Learn about and plant native plants in your garden. Native plants provide sustenance to valuable pollinators (bees, butterflies, and moths). The Xerces Society, a non-profit organization that promotes the conservation of invertebrates and their habitats all over the world, offers a pollinator-friendly Midwestern plant list.
Convert a sunny area outside your window from lawn to plantings. Lawns require many inputs such as time, water, fertilizer, and chemicals. By converting a sunny area outside your window to a low-maintenance planting, you reduce the need for these inputs and turn it into a beautiful focal point that can be enjoyed from both inside and outside your home.
Join the Conservation@Home program. The Conservation Foundation is one of the region’s oldest and largest not-for-profit organizations that work to promote environmental stewardship in northeastern Illinois. Their Conservation@Home program aims to create beautiful and functional gardens that conserve water and provides habitat for beneficial wildlife. An application process is required to certify that your garden meets the criteria. A certified environmentally friendly landscape is recognized with a Conservation@Home yard sign to post proudly in your garden.
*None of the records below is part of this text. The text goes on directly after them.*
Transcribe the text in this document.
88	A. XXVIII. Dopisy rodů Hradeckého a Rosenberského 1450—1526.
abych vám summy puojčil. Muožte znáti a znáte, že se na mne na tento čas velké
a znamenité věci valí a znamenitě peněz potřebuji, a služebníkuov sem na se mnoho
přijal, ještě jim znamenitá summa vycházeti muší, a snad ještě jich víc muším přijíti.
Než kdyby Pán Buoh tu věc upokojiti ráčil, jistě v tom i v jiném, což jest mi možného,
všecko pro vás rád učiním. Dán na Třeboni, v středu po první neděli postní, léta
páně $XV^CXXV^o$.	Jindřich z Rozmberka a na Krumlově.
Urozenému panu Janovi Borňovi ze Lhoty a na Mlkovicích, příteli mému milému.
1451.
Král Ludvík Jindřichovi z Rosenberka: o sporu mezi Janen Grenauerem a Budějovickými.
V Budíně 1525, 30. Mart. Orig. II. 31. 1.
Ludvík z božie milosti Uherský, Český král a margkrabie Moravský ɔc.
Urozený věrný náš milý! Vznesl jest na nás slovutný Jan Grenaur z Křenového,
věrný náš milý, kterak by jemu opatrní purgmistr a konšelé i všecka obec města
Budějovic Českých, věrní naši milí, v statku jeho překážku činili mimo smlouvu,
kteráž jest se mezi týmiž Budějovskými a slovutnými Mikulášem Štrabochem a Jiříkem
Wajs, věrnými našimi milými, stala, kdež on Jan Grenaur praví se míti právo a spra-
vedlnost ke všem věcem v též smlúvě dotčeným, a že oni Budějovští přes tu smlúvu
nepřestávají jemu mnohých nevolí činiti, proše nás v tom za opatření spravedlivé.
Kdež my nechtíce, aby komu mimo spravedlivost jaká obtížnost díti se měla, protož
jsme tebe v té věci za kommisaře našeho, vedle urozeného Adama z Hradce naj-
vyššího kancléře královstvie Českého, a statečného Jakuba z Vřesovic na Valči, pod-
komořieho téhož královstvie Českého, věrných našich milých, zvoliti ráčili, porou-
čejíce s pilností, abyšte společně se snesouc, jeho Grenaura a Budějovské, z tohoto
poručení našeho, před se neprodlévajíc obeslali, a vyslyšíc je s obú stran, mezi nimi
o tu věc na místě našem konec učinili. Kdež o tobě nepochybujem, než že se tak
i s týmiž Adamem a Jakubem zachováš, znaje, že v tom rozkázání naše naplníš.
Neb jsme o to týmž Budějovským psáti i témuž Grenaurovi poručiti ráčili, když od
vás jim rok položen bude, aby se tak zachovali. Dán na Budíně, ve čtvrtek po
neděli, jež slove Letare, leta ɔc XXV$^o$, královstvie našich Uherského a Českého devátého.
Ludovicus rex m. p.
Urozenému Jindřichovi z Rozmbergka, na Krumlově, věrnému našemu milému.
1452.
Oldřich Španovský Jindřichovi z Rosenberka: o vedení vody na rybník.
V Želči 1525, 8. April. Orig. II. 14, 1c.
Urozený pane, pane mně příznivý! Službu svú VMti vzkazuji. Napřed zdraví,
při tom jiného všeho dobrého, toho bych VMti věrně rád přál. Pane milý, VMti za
Re-direct your home’s downspouts. Downspouts that exit up against a home’s foundation increase the chances of basement seepage and can also cause stormwater runoff. Installing underground drainage pipes that exit in a low spot in your garden, such as a rain garden or dry well, helps to conserve water.
Install a rain garden. A rain garden is a small depression with native shrubs, perennials, and flowers. It functions to temporarily hold and absorb rainwater runoff from roofs and paving, and remove up to 90% of chemicals and up to 80% of sediments from rainwater runoff. A rain garden usually drains within 12-48 hours, preventing mosquitoes from breeding. We can help with the planning and installation of one in your garden. If you already have a rain garden, refer to this helpful rain garden maintenance guide from the University of Illinois Extension Master Gardeners, Center for Neighborhood Technology, and non-profit organization RainReady.
Install one or more rain barrels. The Metropolitan Water Reclamation District of Greater Chicago offers Cook County homeowners a rain barrel program to help you capture water from your roof to use when you need it. Note: their operations may be impacted by COVID-19 at this time.